Multiple myeloma is a cancer of the bone marrow affecting 20,000 new U.S. patients each year, in which proliferation of malignant bone marrow plasma cells leads to bone lesions, kidney damage, anemia, and recurrent infections.  Systemic light-chain (AL) amyloidosis is a rare, related plasma cell disorder in which a toxic misfolded protein is deposited into organs such as heart, kidney, and liver, leading to eventual organ dysfunction and failure. Novel drugs such as thalidomide, lenalidomide, and bortezomib, as well as advances in hematopoietic stem cell transplantation, have significantly improved outcomes for myeloma and amyloidosis patients in the past decade, but both diseases remain largely incurable, and new approaches to treatment continue to be needed.

Fortunately, scientific advances in the underlying pathophysiology of these diseases have led to a number of new targets for therapeutic development.  Our program is dedicated to the evaluation of promising new agents in early-stage clinical trials, both for newly-diagnosed and relapsed/refractory patients.  Such trials advance our understanding of how best to treat these difficult diseases, and importantly offer patients access to agents that may not yet be available, often providing additional options when standard therapeutic approaches have been exhausted.  Our current protocols are studying molecularly-targeted inhibitors of kinesin spindle protein and NEDD8-activating enzyme, which are involved in myeloma cell cycle progression and protein degradation pathways, respectively, as well as monoclonal antibodies against BAFF or IL-6, two signaling molecules which promote myeloma cell proliferation and survival.  Planned studies for 2011 include evaluation of new proteasome inhibitors for myeloma and amyloidosis, as well as trials involving novel immunomodulatory drugs, monoclonal antibodies, and vaccines.  We also continue to collaborate with the Temple/Fox Chase Bone Marrow Transplant program to explore ways to improve autologous stem cell transplantation as a treatment modality for these diseases.

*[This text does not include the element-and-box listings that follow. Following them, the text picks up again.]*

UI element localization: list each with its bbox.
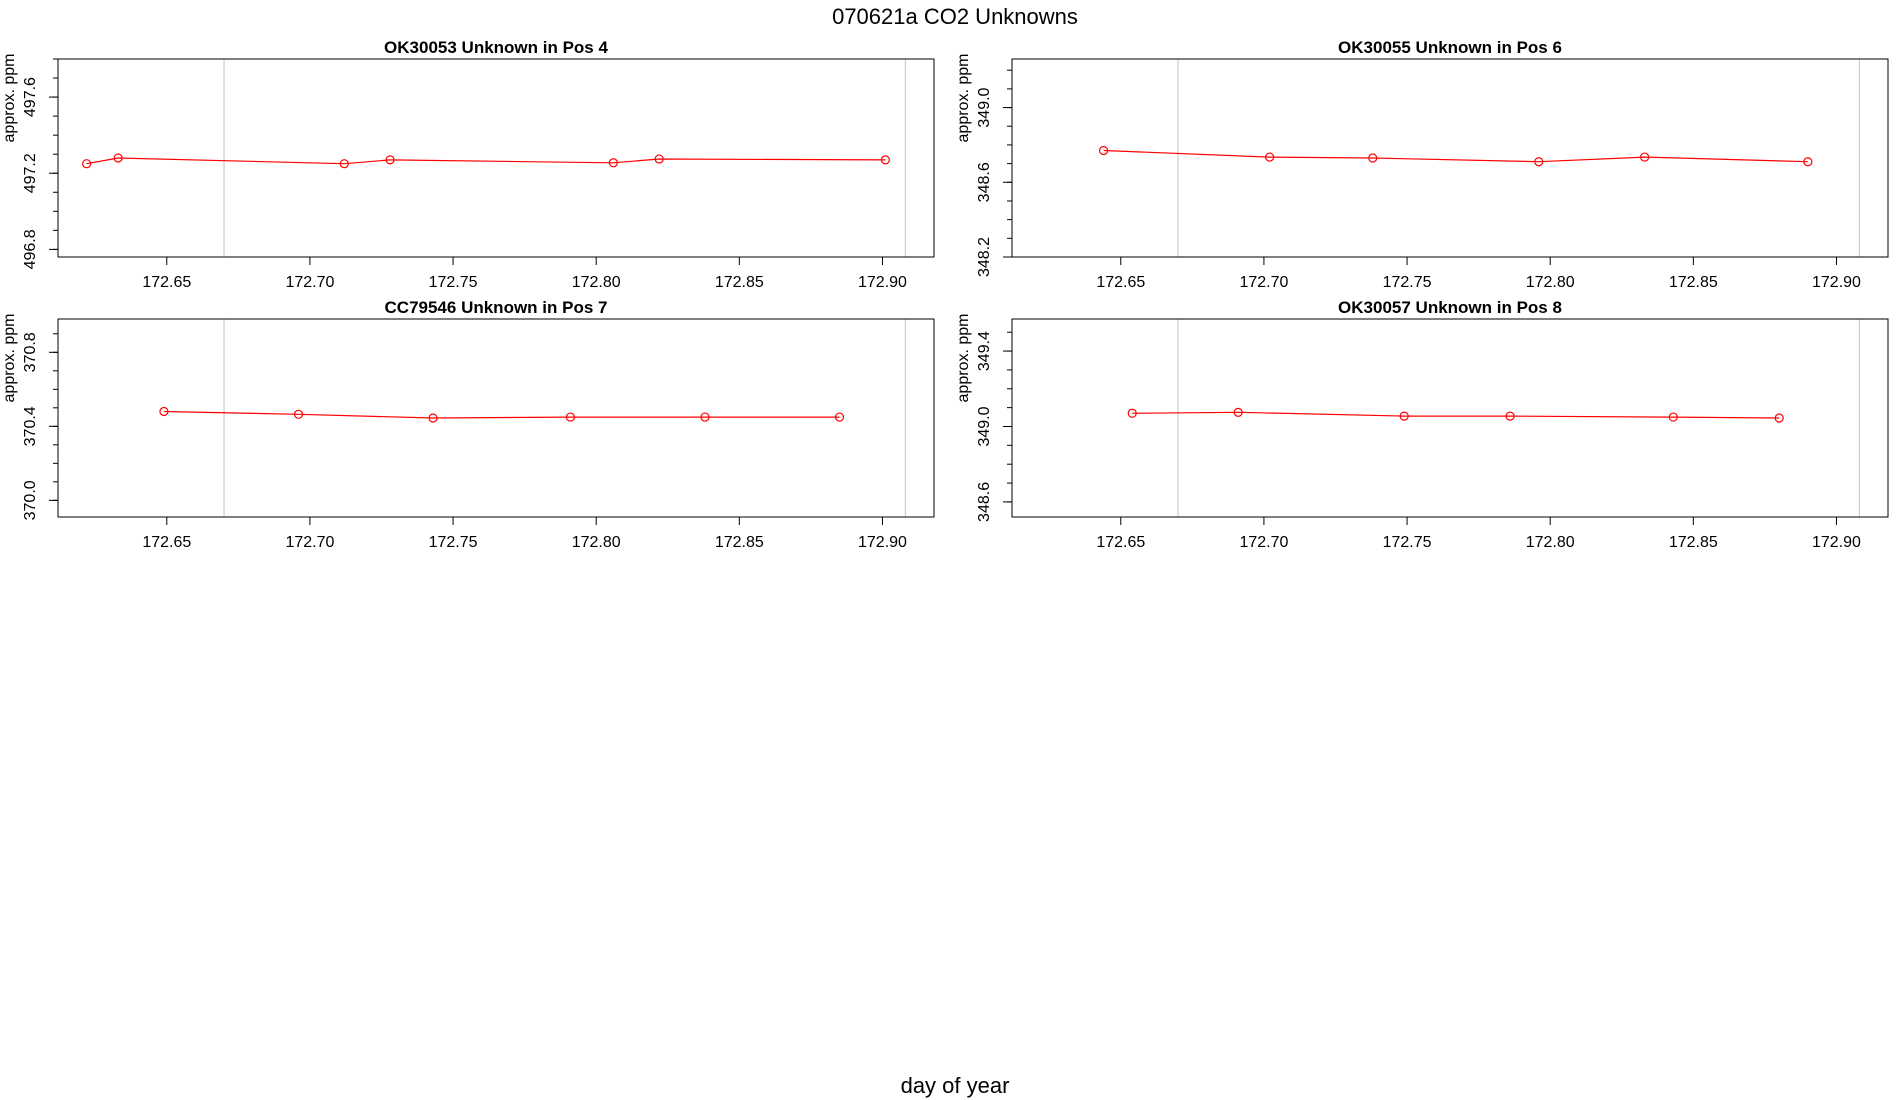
data-point <box>1399 411 1409 421</box>
data-point <box>159 406 169 417</box>
data-point <box>1368 153 1378 163</box>
data-point <box>82 159 92 169</box>
x-tick-label: 172.80 <box>572 274 621 291</box>
y-tick-label: 348.2 <box>976 237 993 277</box>
y-tick-label: 349.0 <box>976 406 993 446</box>
x-tick-label: 172.85 <box>1669 274 1718 291</box>
y-tick-label: 496.8 <box>22 229 39 269</box>
panel-title: OK30053 Unknown in Pos 4 <box>384 38 608 57</box>
data-point <box>565 412 576 422</box>
series-line <box>1103 149 1808 163</box>
x-tick-label: 172.65 <box>142 534 191 551</box>
x-tick-label: 172.65 <box>142 274 191 291</box>
data-point <box>608 158 618 168</box>
x-tick-label: 172.90 <box>1812 534 1861 551</box>
y-tick-label: 370.4 <box>22 406 39 446</box>
x-tick-label: 172.80 <box>1526 274 1575 291</box>
y-axis-label: approx. ppm <box>955 314 972 403</box>
y-tick-label: 348.6 <box>976 162 993 202</box>
data-point <box>1803 157 1813 167</box>
data-point <box>1127 408 1137 418</box>
data-point <box>834 412 845 422</box>
x-tick-label: 172.85 <box>715 274 764 291</box>
data-point <box>339 159 349 169</box>
y-tick-label: 370.0 <box>22 480 39 520</box>
plot-frame <box>1011 318 1889 518</box>
x-tick-label: 172.80 <box>1526 534 1575 551</box>
data-point <box>293 409 304 419</box>
panel-title: OK30055 Unknown in Pos 6 <box>1338 38 1562 57</box>
data-point <box>1265 152 1275 162</box>
data-point <box>880 155 890 165</box>
x-tick-label: 172.75 <box>429 534 478 551</box>
x-tick-label: 172.75 <box>429 274 478 291</box>
data-point <box>385 155 395 165</box>
y-tick-label: 348.6 <box>976 482 993 522</box>
chart-panel-4: OK30057 Unknown in Pos 8 172.65 172.70 172.… <box>955 298 1889 551</box>
x-tick-label: 172.65 <box>1096 274 1145 291</box>
x-tick-label: 172.70 <box>1239 274 1288 291</box>
x-tick-label: 172.90 <box>858 534 907 551</box>
data-point <box>428 413 438 423</box>
figure-title: 070621a CO2 Unknowns <box>832 4 1078 29</box>
chart-panel-3: CC79546 Unknown in Pos 7 172.65 172.70 172.… <box>1 298 935 551</box>
y-axis-label: approx. ppm <box>955 54 972 143</box>
x-tick-label: 172.85 <box>1669 534 1718 551</box>
data-point <box>700 412 710 422</box>
series-line <box>86 157 886 165</box>
x-tick-label: 172.85 <box>715 534 764 551</box>
chart-panel-1: OK30053 Unknown in Pos 4 172.65 172.70 172.… <box>1 38 935 291</box>
y-axis-label: approx. ppm <box>1 54 18 143</box>
figure-xlabel: day of year <box>901 1073 1010 1098</box>
data-point <box>1668 412 1678 422</box>
series-line <box>163 410 840 419</box>
x-tick-label: 172.75 <box>1383 274 1432 291</box>
panel-title: CC79546 Unknown in Pos 7 <box>385 298 608 317</box>
x-tick-label: 172.70 <box>285 534 334 551</box>
series-line <box>1132 411 1780 419</box>
x-tick-label: 172.70 <box>285 274 334 291</box>
chart-panel-2: OK30055 Unknown in Pos 6 172.65 172.70 172.… <box>955 38 1889 291</box>
x-tick-label: 172.70 <box>1239 534 1288 551</box>
x-tick-label: 172.90 <box>858 274 907 291</box>
data-point <box>1505 411 1515 421</box>
y-tick-label: 349.4 <box>976 331 993 371</box>
y-tick-label: 497.2 <box>22 153 39 193</box>
data-point <box>1640 152 1650 162</box>
x-tick-label: 172.65 <box>1096 534 1145 551</box>
plot-frame <box>1011 58 1889 258</box>
plot-frame <box>57 58 935 258</box>
data-point <box>1099 145 1109 156</box>
data-point <box>1534 157 1544 167</box>
y-tick-label: 370.8 <box>22 332 39 372</box>
plot-frame <box>57 318 935 518</box>
data-point <box>113 153 123 163</box>
data-point <box>654 154 664 164</box>
x-tick-label: 172.80 <box>572 534 621 551</box>
y-tick-label: 349.0 <box>976 87 993 127</box>
panels-container: OK30053 Unknown in Pos 4 172.65 172.70 172.… <box>1 38 1889 551</box>
y-axis-label: approx. ppm <box>1 314 18 403</box>
y-tick-label: 497.6 <box>22 77 39 117</box>
data-point <box>1774 413 1784 423</box>
panel-title: OK30057 Unknown in Pos 8 <box>1338 298 1562 317</box>
data-point <box>1233 407 1243 417</box>
x-tick-label: 172.90 <box>1812 274 1861 291</box>
x-tick-label: 172.75 <box>1383 534 1432 551</box>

A growing body of literature has demonstrated that the clinical behavior of certain cancers, including lymphoid malignancies like multiple myeloma and lymphoma, is determined not only by the intrinsic biology of the malignant cells, but also by the ability of the host immune system to recognize and respond to these cells. Our pre-clinical/translational research program is dedicated to gaining greater understanding of immune cell function in lymphoid malignancy patients, as well as exploring therapeutic approaches to augment immune responses against these diseases. In collaboration with Kerry Campbell, Ph.D., we are using multi-parameter flow cytometry and ex vivo functional assays to extensively characterize immune cell phenotype and function in lymphoid malignancy patients, with a particular focus on natural killer (NK) cell activity and how these cells are affected by currently-used therapies. From a therapeutic perspective, we are interested in a novel class of antibodies that enhance T or NK cell-mediated anti-tumor immunity via modulation of signaling through receptors expressed on their surface, such as GITR (glucocorticoid-induced TNF receptor), CD137/4-1BB, or the KIR (killer-cell immunoglobulin-like receptor) family. We also are exploring therapeutic vaccine approaches to stimulate anti-tumor immunity, with a pilot clinical trial using a recombinant MAGE-A3 protein vaccine currently in development for multiple myeloma patients.